A voice of sanity online? Elsa is working her magic in Hell.
I don't mean to imply there isn't privilege of all forms, or that more diversity isn't a good thing. I believe strongly in both. But if there's one thing that exhausted me about the online community in 2014 it was the never-ending cycle of outrage. And if there's one thing I wish we'd see more of in 2015 it's more reasoned, nuanced debate.
That begins with not misreading Zeldman's post, either. The paragraph that came between the two I quoted above was this:
I’m not saying that these brilliant young designers are heartless, or that individuals among them haven’t personally experienced tragedy—that would be mathematically impossible. I have taught some of these designers, and worked with others. Those I’ve known are wonderful people who want to make a difference in the world. And in theory (and sometimes in practice) a platform like Facebook lets them do that.
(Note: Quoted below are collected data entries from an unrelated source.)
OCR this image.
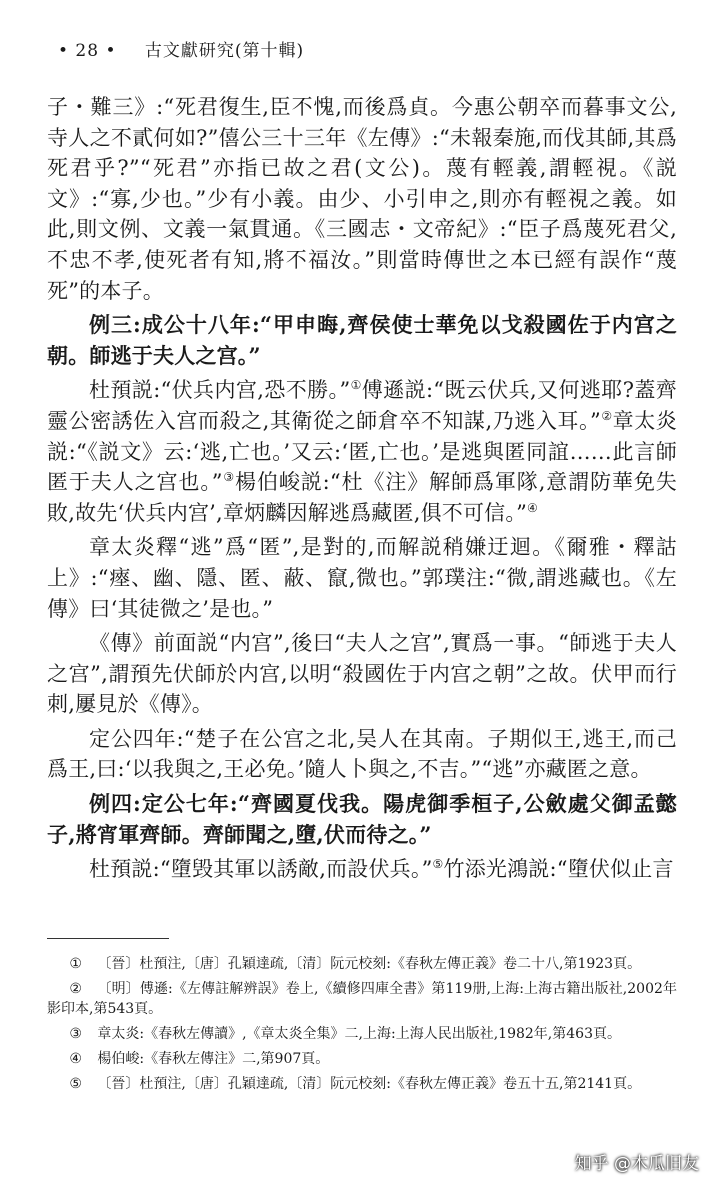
• 28 • 古文獻研究(第十輯)

子・難三》:“死君復生,臣不愧,而後爲貞。今惠公朝卒而暮事文公,寺人之不貳何如?”僖公三十三年《左傳》:“未報秦施,而伐其師,其爲死君乎?”“死君”亦指已故之君(文公)。蔑有輕義,謂輕視。《説文》:“寡,少也。”少有小義。由少、小引申之,則亦有輕視之義。如此,則文例、文義一氣貫通。《三國志・文帝紀》:“臣子爲蔑死君父,不忠不孝,使死者有知,將不福汝。”則當時傳世之本已經有誤作“蔑死”的本子。

例三:成公十八年:“甲申晦,齊侯使士華免以戈殺國佐于内宫之朝。師逃于夫人之宫。”

杜預説:“伏兵内宫,恐不勝。”①傅遜説:“既云伏兵,又何逃耶?蓋齊靈公密誘佐入宫而殺之,其衛從之師倉卒不知謀,乃逃入耳。”②章太炎説:“《説文》云:‘逃,亡也。’又云:‘匿,亡也。’是逃與匿同誼……此言師匿于夫人之宫也。”③楊伯峻説:“杜《注》解師爲軍隊,意謂防華免失敗,故先‘伏兵内宫’,章炳麟因解逃爲藏匿,俱不可信。”④

章太炎釋“逃”爲“匿”,是對的,而解説稍嫌迂迴。《爾雅・釋詁上》:“瘞、幽、隱、匿、蔽、竄,微也。”郭璞注:“微,謂逃藏也。《左傳》曰‘其徒微之’是也。”

《傳》前面説“内宫”,後曰“夫人之宫”,實爲一事。“師逃于夫人之宫”,謂預先伏師於内宫,以明“殺國佐于内宫之朝”之故。伏甲而行刺,屢見於《傳》。

定公四年:“楚子在公宫之北,吴人在其南。子期似王,逃王,而己爲王,曰:‘以我與之,王必免。’隨人卜與之,不吉。”“逃”亦藏匿之意。

例四:定公七年:“齊國夏伐我。陽虎御季桓子,公斂處父御孟懿子,將宵軍齊師。齊師聞之,墮,伏而待之。”

杜預説:“墮毁其軍以誘敵,而設伏兵。”⑤竹添光鴻説:“墮伏似止言

① 〔晉〕杜預注,〔唐〕孔穎達疏,〔清〕阮元校刻:《春秋左傳正義》卷二十八,第1923頁。

② 〔明〕傅遜:《左傳註解辨誤》卷上,《續修四庫全書》第119册,上海:上海古籍出版社,2002年影印本,第543頁。

③ 章太炎:《春秋左傳讀》,《章太炎全集》二,上海:上海人民出版社,1982年,第463頁。

④ 楊伯峻:《春秋左傳注》二,第907頁。

⑤ 〔晉〕杜預注,〔唐〕孔穎達疏,〔清〕阮元校刻:《春秋左傳正義》卷五十五,第2141頁。

知乎 @木瓜旧友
Both of Meyer's pieces are worth reading in their entirety, as is Zeldman's piece, whose title and opening paragraph are far more extreme than the rest of the piece.
It feels good to create the “other.” Humans love the ingroup-outgroup dynamics. It's so psychologically comforting to belong to one side and channel one's rage to demonize a common enemy. I'm not asking for artificial harmony but a shift towards more rational, unemotional debate.
How? I'm not sure, but the next time you feel the urge to unleash the rage monster, step back from the keyboard and try to pass Bryan Caplan's ideological Turing test. It's not perfect, but I don't have any better ideas. It takes two to have a reasoned debate. You count as one. Empathy creates the other.